Become a MacRumors Supporter for $50/year with no ads, ability to filter front page stories, and private forums.
M5 is only around 5 TFLOPs nominally, yet it performs close to the 15 TFLOps 4060 in Blender and the 9 TFLOPs 4050 mobile in 3Dmark wild life. Nominal peak performance is only a meaningful point of comparison if the rest of architecture is comparable. As it is, Apple is currently much better at extracting performance out of its GPU design because their GPU architecture is more work-efficient.
Hey @leman I think you made a mistake here. The M5 is indeed around a stock 4050 mobile in 3DMark's benchmarks (slightly better actually). However in Blender the M5 scores around 1733 but the 4060 (no way to control for boosted GPUs in the blender database sadly) laptop/desktop chips are nearly double at ~3200. Were you thinking of the estimations for the M5 Pro? Those should easily blow past the 4060 and may even rival the 5060 - including the full M5 Pro and the 5060 ti.
 
  • Like
Reactions: M4pro
Hey @leman I think you made a mistake here. The M5 is indeed around a stock 4050 mobile in 3DMark's benchmarks (slightly better actually). However in Blender the M5 scores around 1733 but the 4060 (no way to control for boosted GPUs in the blender database sadly) laptop/desktop chips are nearly double at ~3200. Were you thinking of the estimations for the M5 Pro? Those should easily blow past the 4060 and may even rival the 5060 - including the full M5 Pro and the 5060 ti.

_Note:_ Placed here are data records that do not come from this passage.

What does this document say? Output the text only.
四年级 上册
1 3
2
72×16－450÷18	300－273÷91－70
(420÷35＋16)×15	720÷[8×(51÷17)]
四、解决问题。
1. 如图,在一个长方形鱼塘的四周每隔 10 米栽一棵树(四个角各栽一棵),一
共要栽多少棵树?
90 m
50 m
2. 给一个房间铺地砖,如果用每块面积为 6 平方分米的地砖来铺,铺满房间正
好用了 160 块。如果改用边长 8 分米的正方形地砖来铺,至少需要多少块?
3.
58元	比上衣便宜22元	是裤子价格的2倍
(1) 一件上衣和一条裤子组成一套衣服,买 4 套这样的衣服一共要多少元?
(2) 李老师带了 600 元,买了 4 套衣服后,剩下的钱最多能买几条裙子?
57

Thank you for pointing this out! I think I must have been looking at CUDA scores, apologies!
 
  • Like
Reactions: crazy dave
There is no Extreme CPU from apple.

Lets do some conjecturing.

If the 40 gpu core M4 Max is close a RTX 3090, and assuming the M5 Max has the same 40 core count with a 30% improvement. We're looking at a 4080, maybe a 4090 class GPU.

The as yet unannounced M5 Ultra will conceivably have 2x the gpu cores, so we should see nearly double the performance, which does put us in the 5090 range.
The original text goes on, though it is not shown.